Donald se sentía aturdido. Impotente y solo.

—La Convención Nacional se celebrará en Atlanta. —Se secó la parte inferior de los ojos, tratando de aparentar que era sólo fatiga, el agotamiento del viaje—. El comité nacional no lo ha anunciado aún, pero Mick me lo dijo antes de que embarcara. —Se volvió hacia Helen—. El senador nos quiere allí, está preparando algo grande.

—Claro, cariño. —Apoyó una mano en su muslo y lo miró como si fuese su paciente.

—Y voy a pedir que me dejen pasar más tiempo aquí. Puedo hacer parte de mi trabajo desde casa los fines de semana, para mantenerme más cerca del proyecto.

—Eso sería estupendo. —Apoyó la otra mano sobre su brazo.
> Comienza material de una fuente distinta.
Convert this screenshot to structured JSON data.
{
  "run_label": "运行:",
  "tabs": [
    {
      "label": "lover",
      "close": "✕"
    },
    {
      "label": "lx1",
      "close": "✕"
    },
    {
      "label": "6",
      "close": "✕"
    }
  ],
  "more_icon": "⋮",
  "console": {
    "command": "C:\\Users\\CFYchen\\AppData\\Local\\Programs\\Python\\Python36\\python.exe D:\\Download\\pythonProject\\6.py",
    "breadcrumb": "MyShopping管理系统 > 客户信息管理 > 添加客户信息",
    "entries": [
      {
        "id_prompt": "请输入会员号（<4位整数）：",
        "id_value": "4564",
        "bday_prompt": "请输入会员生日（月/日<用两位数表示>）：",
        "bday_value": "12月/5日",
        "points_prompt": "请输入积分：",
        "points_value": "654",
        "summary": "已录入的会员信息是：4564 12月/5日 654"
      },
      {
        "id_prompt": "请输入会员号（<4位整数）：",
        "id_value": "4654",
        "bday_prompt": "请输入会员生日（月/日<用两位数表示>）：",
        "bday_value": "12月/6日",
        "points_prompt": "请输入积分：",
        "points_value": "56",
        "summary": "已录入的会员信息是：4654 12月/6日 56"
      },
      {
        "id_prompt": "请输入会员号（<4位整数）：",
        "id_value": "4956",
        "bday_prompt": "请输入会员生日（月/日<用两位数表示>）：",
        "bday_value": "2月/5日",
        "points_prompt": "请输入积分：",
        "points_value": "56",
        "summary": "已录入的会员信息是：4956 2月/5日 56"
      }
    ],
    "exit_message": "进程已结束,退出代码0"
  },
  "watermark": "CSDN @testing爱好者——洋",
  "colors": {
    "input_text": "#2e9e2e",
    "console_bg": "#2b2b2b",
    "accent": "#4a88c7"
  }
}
—Quiero que estemos juntos —dijo—. El tiempo que nos quede…

—Ssh, cariño, tranquilo. —Lo rodeó con un brazo y volvió a susurrarle palabras tranquilizadoras—. Te quiero.

Él volvió a secarse los ojos.

—Lo superaremos —declaró su mujer.

Donald ladeó la cabeza.

—Ya lo sé —asintió—. Lo sé.

La perra gimoteó y apoyó la cabeza en el regazo de Helen, consciente de que pasaba algo raro. Donald le rascó el cuello. Miró a su esposa con lágrimas en los ojos.

—Sé que lo superaremos —repitió tratando de serenarse—. Pero ¿qué pasará con todos los demás?